Polls related to recent cases before the Supreme Court show that more and more Americans support marriage equality and recognize the need to extend federal rights and privileges to all American families. With that goal in mind, I am introducing the Family and Medical Leave Inclusion Act that will allow same sex spouses and partners, grandparents, and other loved ones eligible to take family and medical leave to care for a sick family member. Under current federal law, such individuals do not qualify for FMLA, making it impossible for some employees to be with their loved ones during times of medical need.

Almost 600 employers, including more than two hundred fortune 500 companies, several states, the District of Columbia, and some local jurisdictions have extended these protections to individuals not originally included in the original Family and Medical Leave Act.
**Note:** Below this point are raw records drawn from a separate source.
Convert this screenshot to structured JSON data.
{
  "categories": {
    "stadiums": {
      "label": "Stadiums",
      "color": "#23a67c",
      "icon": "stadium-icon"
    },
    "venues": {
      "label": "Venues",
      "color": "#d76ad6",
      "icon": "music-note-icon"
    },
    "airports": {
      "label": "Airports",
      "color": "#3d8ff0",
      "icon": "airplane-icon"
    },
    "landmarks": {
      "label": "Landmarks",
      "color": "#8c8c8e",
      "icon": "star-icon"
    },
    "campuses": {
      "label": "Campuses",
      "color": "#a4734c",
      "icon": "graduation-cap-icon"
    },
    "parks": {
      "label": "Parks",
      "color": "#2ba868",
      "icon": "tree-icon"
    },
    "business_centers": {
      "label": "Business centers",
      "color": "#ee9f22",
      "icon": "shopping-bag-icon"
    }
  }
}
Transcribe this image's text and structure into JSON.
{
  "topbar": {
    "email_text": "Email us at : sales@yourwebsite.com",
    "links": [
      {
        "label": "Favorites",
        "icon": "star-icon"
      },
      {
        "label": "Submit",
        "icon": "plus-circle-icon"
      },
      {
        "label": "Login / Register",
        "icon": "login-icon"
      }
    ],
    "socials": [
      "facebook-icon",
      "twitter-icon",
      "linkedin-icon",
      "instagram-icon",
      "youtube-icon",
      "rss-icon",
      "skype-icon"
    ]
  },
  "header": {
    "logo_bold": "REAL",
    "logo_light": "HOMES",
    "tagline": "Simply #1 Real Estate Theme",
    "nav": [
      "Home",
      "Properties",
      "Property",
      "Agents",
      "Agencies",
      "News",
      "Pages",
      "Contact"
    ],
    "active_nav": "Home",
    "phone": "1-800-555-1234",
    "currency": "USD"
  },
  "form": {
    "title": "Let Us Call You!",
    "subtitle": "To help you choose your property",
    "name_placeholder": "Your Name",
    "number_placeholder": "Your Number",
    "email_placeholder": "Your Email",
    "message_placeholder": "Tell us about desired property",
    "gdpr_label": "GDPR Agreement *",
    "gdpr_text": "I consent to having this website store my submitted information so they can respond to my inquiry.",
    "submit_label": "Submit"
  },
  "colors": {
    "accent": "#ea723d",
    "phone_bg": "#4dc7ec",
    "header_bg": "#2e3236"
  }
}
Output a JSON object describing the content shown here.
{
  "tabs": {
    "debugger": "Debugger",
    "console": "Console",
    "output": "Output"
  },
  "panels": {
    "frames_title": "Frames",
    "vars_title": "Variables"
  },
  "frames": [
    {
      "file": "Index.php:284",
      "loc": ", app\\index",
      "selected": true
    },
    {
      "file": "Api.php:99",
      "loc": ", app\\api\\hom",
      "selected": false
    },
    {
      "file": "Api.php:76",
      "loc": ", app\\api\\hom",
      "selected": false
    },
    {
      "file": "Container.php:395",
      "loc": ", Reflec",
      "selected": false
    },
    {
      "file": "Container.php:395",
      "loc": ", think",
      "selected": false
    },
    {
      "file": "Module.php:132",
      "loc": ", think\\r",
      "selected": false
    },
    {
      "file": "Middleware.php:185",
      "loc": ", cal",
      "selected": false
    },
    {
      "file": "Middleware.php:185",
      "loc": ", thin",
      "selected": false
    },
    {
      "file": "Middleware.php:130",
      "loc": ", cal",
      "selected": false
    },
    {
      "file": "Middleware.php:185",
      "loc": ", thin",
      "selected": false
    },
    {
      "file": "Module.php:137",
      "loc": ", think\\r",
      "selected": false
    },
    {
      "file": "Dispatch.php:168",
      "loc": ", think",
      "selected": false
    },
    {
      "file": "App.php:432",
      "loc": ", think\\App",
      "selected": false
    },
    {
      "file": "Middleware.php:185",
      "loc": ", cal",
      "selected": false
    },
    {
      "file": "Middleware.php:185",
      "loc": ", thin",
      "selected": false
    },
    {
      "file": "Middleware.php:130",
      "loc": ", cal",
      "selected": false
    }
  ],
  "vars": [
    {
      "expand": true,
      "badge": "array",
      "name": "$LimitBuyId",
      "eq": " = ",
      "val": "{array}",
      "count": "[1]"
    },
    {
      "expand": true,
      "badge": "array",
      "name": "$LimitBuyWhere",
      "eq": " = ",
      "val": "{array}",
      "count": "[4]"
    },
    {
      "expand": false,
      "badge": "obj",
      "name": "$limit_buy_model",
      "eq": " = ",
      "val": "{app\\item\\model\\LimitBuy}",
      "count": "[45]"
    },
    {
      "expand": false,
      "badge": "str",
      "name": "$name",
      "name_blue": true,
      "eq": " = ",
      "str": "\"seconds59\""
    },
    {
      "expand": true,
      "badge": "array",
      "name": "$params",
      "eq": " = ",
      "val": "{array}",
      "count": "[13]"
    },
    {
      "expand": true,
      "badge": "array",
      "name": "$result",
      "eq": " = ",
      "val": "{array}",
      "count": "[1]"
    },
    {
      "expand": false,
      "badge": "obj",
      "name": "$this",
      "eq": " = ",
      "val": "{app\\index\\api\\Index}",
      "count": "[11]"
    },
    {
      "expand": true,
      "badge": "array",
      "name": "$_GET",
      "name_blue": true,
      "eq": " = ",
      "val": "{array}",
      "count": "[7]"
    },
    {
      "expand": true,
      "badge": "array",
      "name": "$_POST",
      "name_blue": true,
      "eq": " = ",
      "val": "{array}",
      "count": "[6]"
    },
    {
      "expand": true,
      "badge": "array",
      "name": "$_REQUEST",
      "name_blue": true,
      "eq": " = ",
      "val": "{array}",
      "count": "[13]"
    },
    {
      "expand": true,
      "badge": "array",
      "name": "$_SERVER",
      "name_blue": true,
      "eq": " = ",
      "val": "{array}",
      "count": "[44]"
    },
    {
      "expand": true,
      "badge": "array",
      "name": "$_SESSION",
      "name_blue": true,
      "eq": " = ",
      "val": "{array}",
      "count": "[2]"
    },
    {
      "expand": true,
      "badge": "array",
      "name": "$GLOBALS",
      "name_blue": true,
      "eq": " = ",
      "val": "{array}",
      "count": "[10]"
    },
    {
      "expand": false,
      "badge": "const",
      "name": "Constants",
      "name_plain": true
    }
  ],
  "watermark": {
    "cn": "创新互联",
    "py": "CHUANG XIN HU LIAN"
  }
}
The legislation I am introducing today would allow an employee to take unpaid leave from work if his or her same-sex spouse or domestic partner has a serious health condition. It also permits employees to take FMLA to care for a parent-in-law, adult child, sibling, grandchild or grandparent if that person has a serious health condition. Additionally, given repeal of don't ask don't tell, this legislation includes domestic partners of service members as permissible candidates for FMLA.

I thank Senator Richard Durbin for introducing this legislation on the Senate side as well as my colleagues who have signed on as original supporters. I urge swift passage of this bill.